As is invariably the case when a team has a huge lead, India’s batsmen made it look far easier when they got their go. Equally invariably, the questions over England’s bowlers surfaced, as if it was their fault that England can’t bloody bat. Sure, there are always things they can do better, and some things that frustrate, but it remains laughable to focus on the bowlers who are consistently having to try and rescue a catastrophic position defending a pathetic total. England’s bowling is a concern, and England’s bowling post Anderson and Broad is a serious concern, but it’s still not going to make that much difference if the batsmen are shot out repeatedly by anything more than medium pace, on any surface that offers movement or bounce, or any atmospheric conditions that allow the ball to swing.
It’s not new. It’s not unusual. It’s every single damn time, unless one of the all rounders has a golden day. A strategy of hoping the opposition are even more abject with the bat than England can only work some of the time, while the question marks over five day Tests in England are symptomatic of a total inability to stay in the middle for any length of time rather than anything else.
England are getting stuffed.
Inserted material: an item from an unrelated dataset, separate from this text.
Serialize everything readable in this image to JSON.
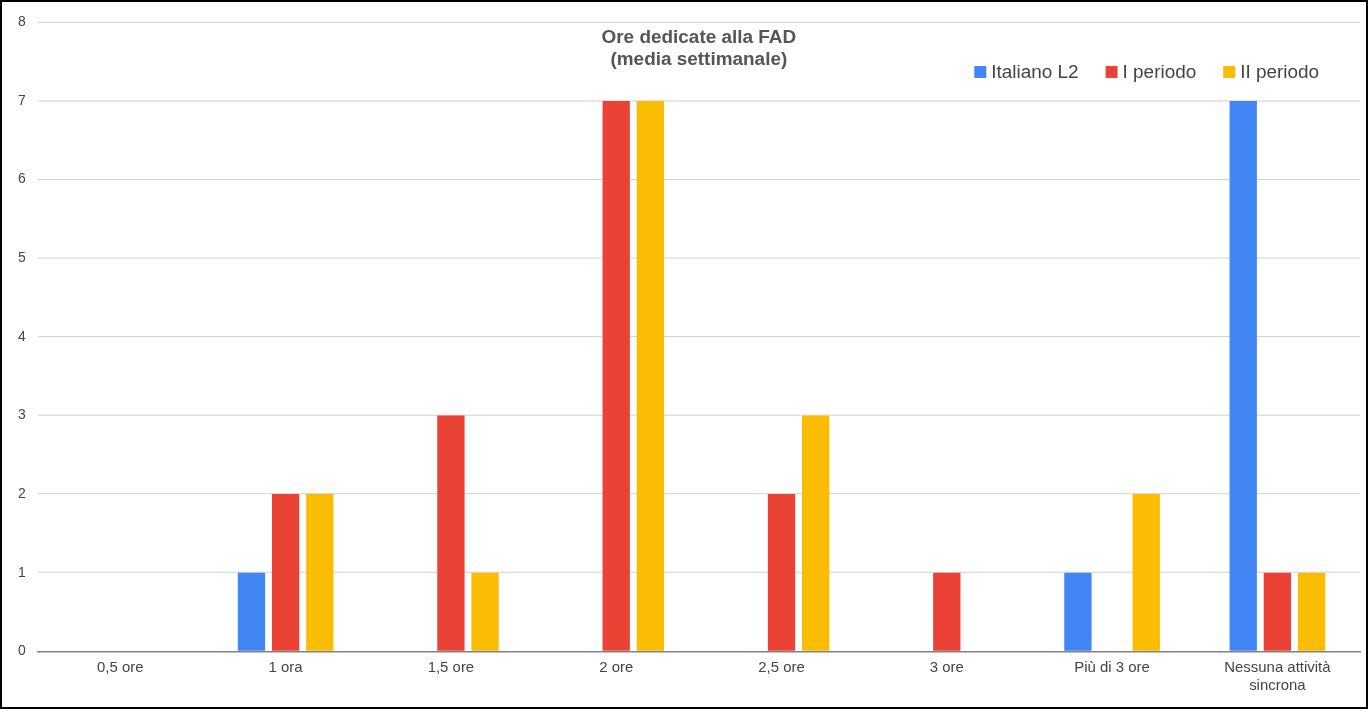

And the excuses will come out yet again, preferably ignoring the huge body of evidence for how this has been going on for years without any sign or hint that anyone has a clue why. At some point, it might be mentioned that they aren’t that good, and that they’ve been carried for a few senior players who are all at varying degrees of being near the end, no matter how much some have stuck their heads in the sand and asserted that there are no problems. England being 2-0 up has led plenty to assert that all is well, in total defiance of what is in front of them. England’s position today is not an excuse to go on the attack, but it is to cause a reminder than none of this is new, and none of it is unexpected.
We’ve had two days of this match. India can bat for as long as they like (which would actually be a pleasant surprise if done by anyone this series), and grind England into the dust. So they should too, for while it might not make riveting viewing, it is the logical requirement for a team in their position. If they don’t, then this game might not go three days. And that is undoubtedly the worst part. This pitch is not a minefield, impossible to bat on. The ball is hardly moving extravagantly. These are slightly favourable to the bowlers Test match conditions of the type seen in this country for decades; the inability to cope in any way with them is what is new.